DRMacIver's Notebook
Does a fish have a face?
Does a fish have a face?
I’m trying a new thing today, which is to integrate my daily notebook practice, my daily rereading practice, and a bit of randomization of decision making. I don’t plan to do this every day, but I may do it more often.
The basic mechanism:
- I pick a book of my choosing.
- I generate a page number uniformly at random from the main book contents.
- I pick an interesting passage and copy it out here.
- I then write something inspired by it.
If this takes off I’ll probably build some tooling into the notebook for getting me to do this properly but for now I’m mostly hand cranking it.
This is partly inspired by having recently-ish been listening to Harry Potter and the Sacred Text. I’m deeply indifferent to Harry Potter but have been enjoying their sacred text reading techniques. This process in particular is very loosely inspired by their (in turn somewhat loosely interpreted) practice of Lectio Divina
Today’s reading comes from Finding Our Sea Legs, page 126:
While he hedges his bets when it comes to dogs, it is hard to imagine Levinas having much time for the idea that a fish might have a face, or the idea that I could be infinitely responsible for a fish. Fish, as far as we human beings are concerned, are more alien to us than the stranger who knocks on our door, or the dog who wags his tail in greeting. They move in a different element, they have no lungs, their blood is cold, not warm, they do not sleep. And yet, while they may not have faces in the sense that Levinas means, they still hav efaces, in the ordinary everyday sense: We can look them in the eye, and these denizens of another world can look back.
This might seem like a strange passage (of course fish have faces) but the idea of a “face” in this context is more about our experience of the other as a person. Backtracking to earlier in the book (pages 52-53) we have the following passage:
This curious and seemingly paradoxical idea of the ‘face’ is that the heart of Levinas’s phenomenology of ethics. When we encounter the face of another [our relationship] is ‘straightaway ethical.’ When I encounter another person, I find myself responsible for them - I find myself unable to do anything other than to respond to them as another person - whether I like it or not.
So the question of whether a fish “has a face” is about whether our interactions with a fish have this phenomenological character: Do we treat a fish as a subject of ethical experience?

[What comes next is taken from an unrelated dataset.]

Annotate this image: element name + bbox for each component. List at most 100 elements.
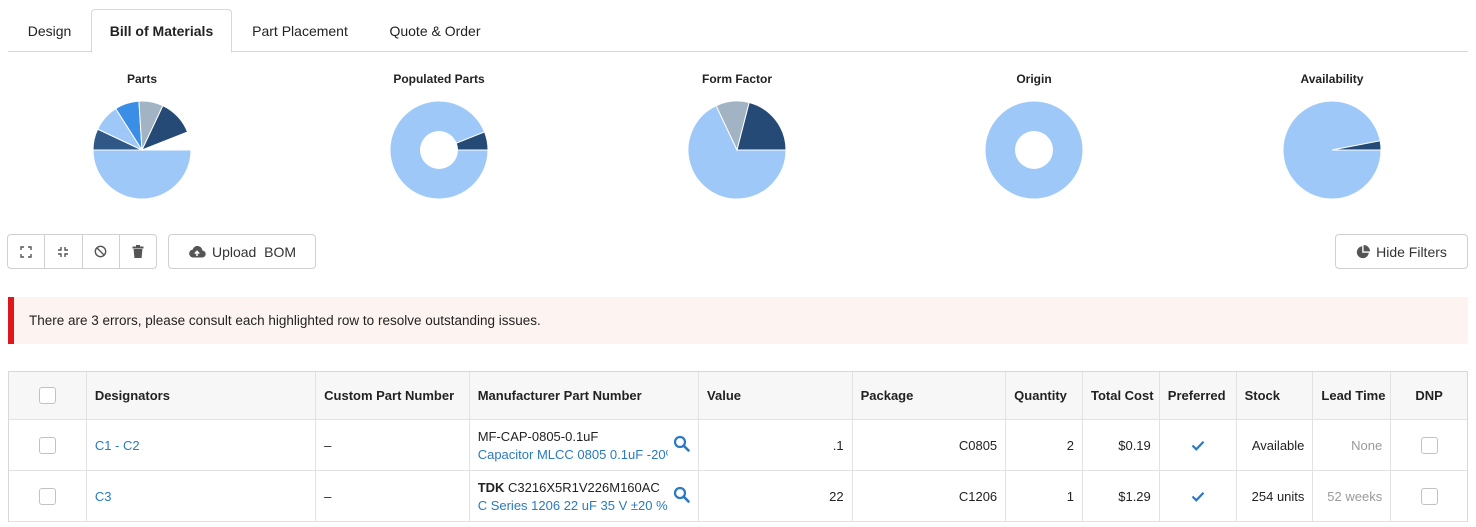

Experiences on this tend to differ, both by person and by context. Many people are vegetarian precisely because they experience animals as ethically relevant, and I know one person who as a child became vegetarian in a way that they literally framed as not wanting to eat anything with a face, a category in which they included fish.
Personally, I don’t consider fish to be all that ethically relevant (oddly, I consider animals more ethically relevant than fish and yet I eat animals and mostly don’t eat fish. This is primarily for environmental reasons though). I will not mourn the death of a fish. And yet, encountering a fish out of water, gasping on dry land, it is hard not to feel sorry for it. In the abstract, I don’t care about the fish, but confronted with the actual reality of the fish and its suffering, it is hard not to experience it as ethically relevant, as having a face.
Almost (I may have been subconsciously inspired in my choice of book) entirely coincidentally, yesterday I was listening to the Mindscape podcast episode with Paul Bloom, the author of Against Empathy (which I haven’t read). His essential argument is that this empathic experience leads us astray from good ethical behaviour. It causes us to overfocus on the individual in front of us - this empathy is what causes us to treat the fish as ethically relevant even if we don’t “rationally” believe it to be. It’s what causes us to be kind to our neighbour but ignore millions of people living in poverty.
It’s also what causes us to overvalue people like us and undervalue people different to us - it’s much easier to be empathic to someone whose lived experience we can easily understand, and if we tie our ethics to our empathy then we will tend to prioritise those like us and neglect the Other.
Of course, one can bite this philosophical bullet and say that yes we should be rational in our ethics but also we should consider fish as ethically relevant. This is how you end up with things like Effective Altruists who are very concerned about wild animal suffering. It’s possibly they’re right - I don’t agree with their concerns, but I don’t think they’re in principle invalid.
I do think he has a point, and that a certain amount of rationality and deliberation in ethics is important, but I think too much of that will drive us towards utilitarianism, which is more like policy than the sort of living ethics that I think improves our behaviour in day to day life.
It’s worth using rationality as a tool to improve our ethical behaviour, but emotion is key to effective rationality, and empathy and the experience of the other is a crucial tool in navigating any sort of rational ethics.